Exercise $5.E.6$ of Clara Löh's $\textit{Geometric Group Theory. An Introduction}$ asks me to determine the quasi-isometry group of $A=\{n^3 | n ∈ Z\}$. If I change that $n^3$ by, for example, $n!$, it is not hard to prove that the quasi-isometry group of $\{n! | n ∈ Z\}$ has just one element.
But the quasi-isometry group of $A$ seems much harder to find. Any solutions/hints for the problem are welcome. I leave below some of my thoughts on the problem.
Any quasi-isometries $F:A\to A$ can be expressed as $F_f:A\to A;F_f(n^3)=f(n)^3$, where $f:\mathbb{Z}\to\mathbb{Z}$ is a function such that:
The image of $f$ is all $\mathbb{Z}$ except finitely many elements (because the image of $F_f$ is $M$-dense in $A$ for some constant $M$).

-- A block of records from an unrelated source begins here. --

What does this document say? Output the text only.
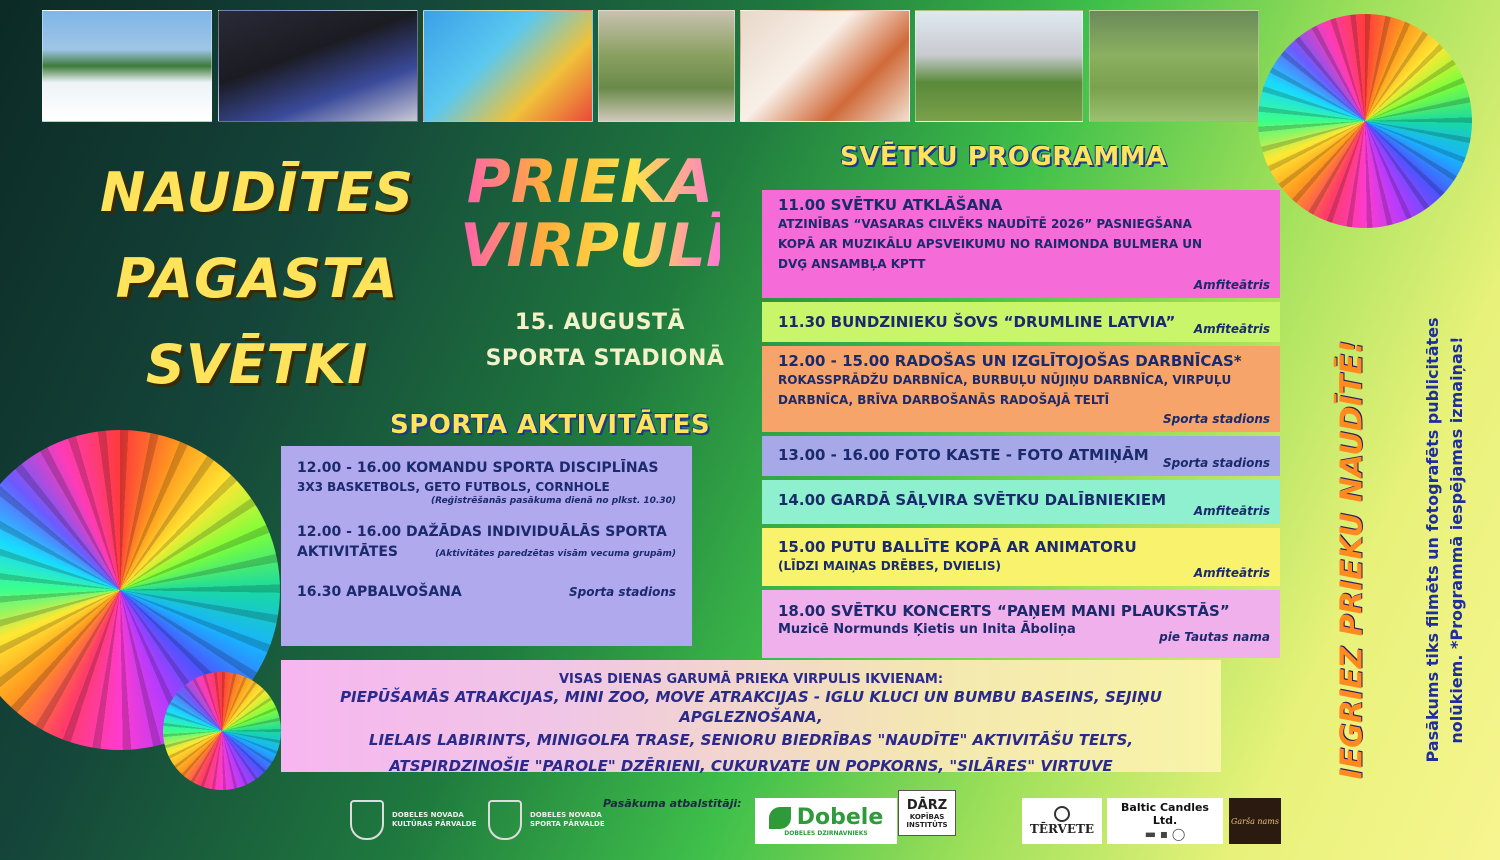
NAUDĪTES
PAGASTA
SVĒTKI
PRIEKA
VIRPULĪ
15. AUGUSTĀ
SPORTA STADIONĀ
SVĒTKU PROGRAMMA
SPORTA AKTIVITĀTES
11.00 SVĒTKU ATKLĀŠANA
ATZINĪBAS “VASARAS CILVĒKS NAUDĪTĒ 2026” PASNIEGŠANA
KOPĀ AR MUZIKĀLU APSVEIKUMU NO RAIMONDA BULMERA UN
DVĢ ANSAMBĻA KPTT
Amfiteātris
11.30 BUNDZINIEKU ŠOVS “DRUMLINE LATVIA”	Amfiteātris
12.00 - 15.00 RADOŠAS UN IZGLĪTOJOŠAS DARBNĪCAS*
ROKASSPRĀDŽU DARBNĪCA, BURBUĻU NŪJIŅU DARBNĪCA, VIRPUĻU
DARBNĪCA, BRĪVA DARBOŠANĀS RADOŠAJĀ TELTĪ
Sporta stadions
13.00 - 16.00 FOTO KASTE - FOTO ATMIŅĀM	Sporta stadions
14.00 GARDĀ SĀĻVIRA SVĒTKU DALĪBNIEKIEM
Amfiteātris
15.00 PUTU BALLĪTE KOPĀ AR ANIMATORU
(LĪDZI MAIŅAS DRĒBES, DVIELIS)	Amfiteātris
18.00 SVĒTKU KONCERTS “PAŅEM MANI PLAUKSTĀS”
Muzicē Normunds Ķietis un Inita Āboliņa	pie Tautas nama
12.00 - 16.00 KOMANDU SPORTA DISCIPLĪNAS
3X3 BASKETBOLS, GETO FUTBOLS, CORNHOLE
(Reģistrēšanās pasākuma dienā no plkst. 10.30)
12.00 - 16.00 DAŽĀDAS INDIVIDUĀLĀS SPORTA
AKTIVITĀTES	(Aktivitātes paredzētas visām vecuma grupām)
16.30 APBALVOŠANA	Sporta stadions
VISAS DIENAS GARUMĀ PRIEKA VIRPULIS IKVIENAM:
PIEPŪŠAMĀS ATRAKCIJAS, MINI ZOO, MOVE ATRAKCIJAS - IGLU KLUCI UN BUMBU BASEINS, SEJIŅU APGLEZNOŠANA,
LIELAIS LABIRINTS, MINIGOLFA TRASE, SENIORU BIEDRĪBAS "NAUDĪTE" AKTIVITĀŠU TELTS,
ATSPIRDZINOŠIE "PAROLE" DZĒRIENI, CUKURVATE UN POPKORNS, "SILĀRES" VIRTUVE	IEGRIEZ PRIEKU NAUDĪTĒ!	Pasākums tiks filmēts un fotografēts publicitātes nolūkiem. *Programmā iespējamas izmaiņas!
DOBELES NOVADA
KULTŪRAS PĀRVALDE
DOBELES NOVADA
SPORTA PĀRVALDE
Pasākuma atbalstītāji:
Dobele
DOBELES DZIRNAVNIEKS
DĀRZ
KOPĪBAS
INSTITŪTS	TĒRVETE
Baltic Candles Ltd.
▬ ▪ ◯
Garša nams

$f$ is injective in $\mathbb{Z}\setminus B$, for some finite set $B$ (also a consequence of $F_f$ being a quasi-isometry).
Using this notation, two quasi-isometries $F_f$ and $F_g$ are close iff $f-g$ has finite support. My conjecture is that $f$ will be of the forms $f(n)=n+B(n)$ or $f(n)=-n+B(n)$, where $B(n)$ has to be bounded and it can be any bounded function such that $f(n)$ satisfies the two conditions above. But proving that seems like it would be really tedious, if it even is true.
Yes it's true. The nontrivial input is the following result of Benjamini and Shalov: every bilipschitz permutation of $\mathbf{Z}$ is at bounded distance from either identity or minus identity. (Bilipschitz bijections of $\mathbf{Z}$, Anal. Geom. Metr. Spaces 2015; 3:313–316. link).
Now let $f:\mathbf{Z}\to\mathbf{Z}$ be as you described. One easily checks that $f$ is Lipschitz. Since $f$ is also proper, it easily follows that $f$ maps $+\infty$ to either $+\infty$ or $-\infty$. Up to compose with $n\mapsto -n$ you can suppose that $f$ maps $+\infty$ to itself. So we have to show that $f$ is at bounded distance to the identity. We know that $f$ is injective on $[m,+\infty[$. Up to postcompose with a finitely supported permutation and then a translation, we can suppose that $f$ induces a permutation of $[m,+\infty[$. Let $f'$ extend $f$ as identity outside $[m,+\infty[$. Then $f'$ is a bilipschitz permutation of $\mathbf{Z}$. By Benjamini-Shalof, $f'$ has bounded distance to identity.
So, on $\mathbf{N}$, $f$ has bounded distance to the identity. Similarly, this is true on $-\mathbf{N}$.
(Note that $f$ itself is not necessarily induced by a permutation of $\mathbf{Z}$: the obstruction is given by a homomorphism from the given group onto $\mathbf{Z}$.)